You may take seen words like this on a website selling a medical device in the Us, sometimes even with an FDA logo:

  • FDA Registered
  • FDA Certified
  • FDA Registration Document

Such words may be used to mislead y'all. Is that the same affair equally FDA canonical, FDA cleared, or FDA authorized? The short answer is NO. Here's why.

FDA Registration

Owners or operators of places of business (also chosen establishments or facilities) that are involved in the production and distribution of medical devices intended for employ in the U.s.a. are more often than not required to register annually with the FDA.

It's important to sympathise:

When a facility registers its establishment and lists its devices, the resulting entry in the FDA's registration and listing database does not denote approval, clearance, or say-so of that facility or its medical devices.

For more details:

  • For data on medical device institution registration, see How to Study and Market place Your Device > Device Registration and Listing.
  • For data on FDA institution registration in general, see FDA Basics for Manufacture > Registration and Listing.

Are there FDA Certificates?

When a business involved in the production and distribution of medical devices intended for utilize in the U.s.a. registers with the FDA, they exercise not receive a certificate from the FDA.

Information technology'south important to empathize:

The FDA does not issue any type of device registration certificates to medical device facilities.

In addition, the FDA does not "certify" registration information for businesses that have registered and listed.

An example of a misleading registration certificate, with FDA logo.

Instance of a Fraudulent Certificate

Misleading FDA Registration Certificates

Some firms sell medical devices in the United States alongside "FDA registration certificates," such every bit the sample certificate depicted here.

These certificates often take the look of an official government document and may include the FDA logo. However, FDA does not event device registration certificates.

Firms that misleadingly brandish certificates alongside information near and photos of a device for auction in the United States to imply review or approval by FDA of the device misbrand the device in violation of the Federal Food, Drug, and Cosmetic Act.

Related data: FDA Calls on Certain Firms to Stop Producing and Issuing Misleading "FDA Registration Certificates"

To report suspected misuse of a registration certificate, please refer to Reporting Allegations of Regulatory Misconduct.

How Practise Yous Know if the FDA Canonical, Cleared, or Authorized a Medical Device?

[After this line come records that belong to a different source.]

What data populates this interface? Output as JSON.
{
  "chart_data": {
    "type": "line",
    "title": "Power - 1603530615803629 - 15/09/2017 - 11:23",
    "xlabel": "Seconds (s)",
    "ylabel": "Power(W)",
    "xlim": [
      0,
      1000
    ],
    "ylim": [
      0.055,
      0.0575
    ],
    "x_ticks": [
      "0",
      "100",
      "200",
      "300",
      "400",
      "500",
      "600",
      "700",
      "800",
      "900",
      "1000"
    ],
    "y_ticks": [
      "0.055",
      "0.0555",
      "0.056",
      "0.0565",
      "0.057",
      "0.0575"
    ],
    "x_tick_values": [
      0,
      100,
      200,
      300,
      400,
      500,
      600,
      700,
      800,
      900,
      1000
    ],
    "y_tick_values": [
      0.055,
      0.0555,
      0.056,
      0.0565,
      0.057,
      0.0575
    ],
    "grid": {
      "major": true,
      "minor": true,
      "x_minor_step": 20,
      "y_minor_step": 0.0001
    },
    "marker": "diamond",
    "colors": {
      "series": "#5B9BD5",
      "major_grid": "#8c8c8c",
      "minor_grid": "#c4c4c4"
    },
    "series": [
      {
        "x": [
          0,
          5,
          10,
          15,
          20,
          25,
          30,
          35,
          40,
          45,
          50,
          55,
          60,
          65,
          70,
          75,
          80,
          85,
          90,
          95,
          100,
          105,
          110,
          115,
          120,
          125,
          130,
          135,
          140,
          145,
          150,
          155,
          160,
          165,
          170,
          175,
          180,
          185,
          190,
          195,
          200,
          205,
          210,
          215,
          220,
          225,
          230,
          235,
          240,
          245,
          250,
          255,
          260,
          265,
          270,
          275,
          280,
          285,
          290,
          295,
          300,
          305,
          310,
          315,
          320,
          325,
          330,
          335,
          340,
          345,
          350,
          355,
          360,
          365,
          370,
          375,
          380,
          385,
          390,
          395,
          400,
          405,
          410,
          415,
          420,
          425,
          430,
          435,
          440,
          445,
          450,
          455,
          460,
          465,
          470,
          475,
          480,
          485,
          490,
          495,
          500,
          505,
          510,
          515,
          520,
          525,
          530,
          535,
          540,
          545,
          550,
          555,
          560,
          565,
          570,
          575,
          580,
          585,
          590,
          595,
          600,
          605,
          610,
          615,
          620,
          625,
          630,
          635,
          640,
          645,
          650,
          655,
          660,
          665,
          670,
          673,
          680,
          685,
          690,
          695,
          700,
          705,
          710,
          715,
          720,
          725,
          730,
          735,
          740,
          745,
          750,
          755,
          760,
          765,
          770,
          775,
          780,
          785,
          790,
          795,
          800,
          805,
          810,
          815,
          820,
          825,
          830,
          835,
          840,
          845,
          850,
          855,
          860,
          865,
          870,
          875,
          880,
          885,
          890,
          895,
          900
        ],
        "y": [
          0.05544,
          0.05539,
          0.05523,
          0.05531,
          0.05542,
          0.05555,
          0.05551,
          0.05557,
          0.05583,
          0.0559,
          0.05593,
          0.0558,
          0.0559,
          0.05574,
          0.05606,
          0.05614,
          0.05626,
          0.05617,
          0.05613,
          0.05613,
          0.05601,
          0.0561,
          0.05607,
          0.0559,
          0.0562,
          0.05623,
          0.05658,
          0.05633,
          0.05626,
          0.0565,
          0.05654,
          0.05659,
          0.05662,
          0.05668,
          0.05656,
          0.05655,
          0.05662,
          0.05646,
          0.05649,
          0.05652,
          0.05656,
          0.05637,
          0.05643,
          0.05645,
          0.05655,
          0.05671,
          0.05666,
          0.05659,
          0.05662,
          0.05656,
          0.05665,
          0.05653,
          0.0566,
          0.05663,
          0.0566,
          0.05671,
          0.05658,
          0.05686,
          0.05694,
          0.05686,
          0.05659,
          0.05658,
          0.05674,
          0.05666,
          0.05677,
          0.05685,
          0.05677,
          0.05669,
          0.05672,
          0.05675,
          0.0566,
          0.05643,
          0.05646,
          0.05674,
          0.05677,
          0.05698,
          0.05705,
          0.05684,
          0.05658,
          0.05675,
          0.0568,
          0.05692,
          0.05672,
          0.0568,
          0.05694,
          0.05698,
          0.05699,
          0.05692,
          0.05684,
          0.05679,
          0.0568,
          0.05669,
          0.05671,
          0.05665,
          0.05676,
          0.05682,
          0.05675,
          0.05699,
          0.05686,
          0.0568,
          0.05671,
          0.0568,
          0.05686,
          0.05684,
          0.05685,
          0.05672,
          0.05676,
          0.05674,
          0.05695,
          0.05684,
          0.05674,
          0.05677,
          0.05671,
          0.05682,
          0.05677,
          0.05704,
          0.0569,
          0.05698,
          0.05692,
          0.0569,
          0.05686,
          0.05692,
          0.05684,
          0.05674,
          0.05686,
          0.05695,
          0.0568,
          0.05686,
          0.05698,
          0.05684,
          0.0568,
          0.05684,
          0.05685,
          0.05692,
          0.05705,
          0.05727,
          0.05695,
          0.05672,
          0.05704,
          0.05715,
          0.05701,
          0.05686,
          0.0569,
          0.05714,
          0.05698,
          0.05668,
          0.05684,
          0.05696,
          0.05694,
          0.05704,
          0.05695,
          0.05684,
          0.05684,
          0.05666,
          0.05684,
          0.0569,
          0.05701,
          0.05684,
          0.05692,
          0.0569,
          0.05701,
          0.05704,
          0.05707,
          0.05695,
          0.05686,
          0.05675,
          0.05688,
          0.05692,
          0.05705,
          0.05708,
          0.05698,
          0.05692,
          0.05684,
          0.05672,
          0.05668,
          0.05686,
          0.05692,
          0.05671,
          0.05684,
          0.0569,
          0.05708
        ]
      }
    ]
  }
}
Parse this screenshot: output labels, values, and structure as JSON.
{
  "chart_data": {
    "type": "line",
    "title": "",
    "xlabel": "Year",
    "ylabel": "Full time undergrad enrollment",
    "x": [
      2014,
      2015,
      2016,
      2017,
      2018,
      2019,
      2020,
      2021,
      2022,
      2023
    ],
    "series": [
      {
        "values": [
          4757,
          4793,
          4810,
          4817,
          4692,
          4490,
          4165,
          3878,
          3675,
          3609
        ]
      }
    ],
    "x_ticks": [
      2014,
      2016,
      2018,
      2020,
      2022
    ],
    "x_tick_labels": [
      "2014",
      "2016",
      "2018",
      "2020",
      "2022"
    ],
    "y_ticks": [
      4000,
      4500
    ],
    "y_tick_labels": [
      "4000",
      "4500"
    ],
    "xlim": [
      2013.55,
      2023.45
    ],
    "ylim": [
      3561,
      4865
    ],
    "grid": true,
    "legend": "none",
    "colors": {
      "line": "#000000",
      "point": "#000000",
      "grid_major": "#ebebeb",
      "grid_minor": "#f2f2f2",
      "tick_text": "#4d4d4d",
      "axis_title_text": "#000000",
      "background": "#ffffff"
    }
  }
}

The FDA provides several means for yous to check if the FDA approved or cleared a medical device or, as described below, if the FDA authorized the device to be used during a public health emergency.

Cheque for Approved and Cleared Products in the Devices@FDA Database: Devices@FDA is a catalog of approved and cleared medical device information from the FDA.

To search for FDA-approved or FDA-cleared products by device proper name or company proper noun:

  1. Go to the Devices@FDA Database.
  2. In the Enter a search term in the space below field, type the proper name of the device or the company name. You tin type the exact name of a specific device or a generic proper noun for a category of devices (such equally pacemaker).
  3. Click Search.

Screenshot of the Devices@FDA search page. The search term entered is pacemaker, and the user is clicking on the search button.

Example: Search for Pacemaker

Check for Products in the De Novo Database: The FDA may review medical devices through the De Novo premarket review pathway, a regulatory pathway for depression- to moderate-risk devices of a new blazon. A device reviewed through this pathway may be authorized for marketing in the U.s.a.. The term "De Novo" is Latin for "new."

To search for products past device name or company name:

  • Go to the Device Classification Under Section 513(f)(2)(De Novo) database.
  • Do one of the following:
    • In the Device Name field, type the device name and click Search.
    • In the Requester Name field, blazon the visitor name and click Search.

Screenshot of the De Novo Database. Device name entered is hearing aid, requester name is blank, and the user is clicking on the search button.

Example: Search for Hearing Aids

Check for Emergency Use Authorizations: In certain types of public health emergencies, such as during the COVID-19 pandemic, when the Secretarial assistant of Health and Human Services declares that circumstances be justifying the authorization of emergency utilise of medical devices, the FDA may consequence an Emergency Use Authorization (EUA) to qualify unapproved medical products or unapproved uses of approved medical products to be used in an emergency to diagnose, care for, or forbid serious or life-threatening diseases or weather condition when certain criteria are met. This can help provide more than timely access to critical medical devices that may aid during the emergency when there are no adequate, canonical, and available options.

To check medical device EUAs, go to Emergency Use Authorizations for Medical Devices.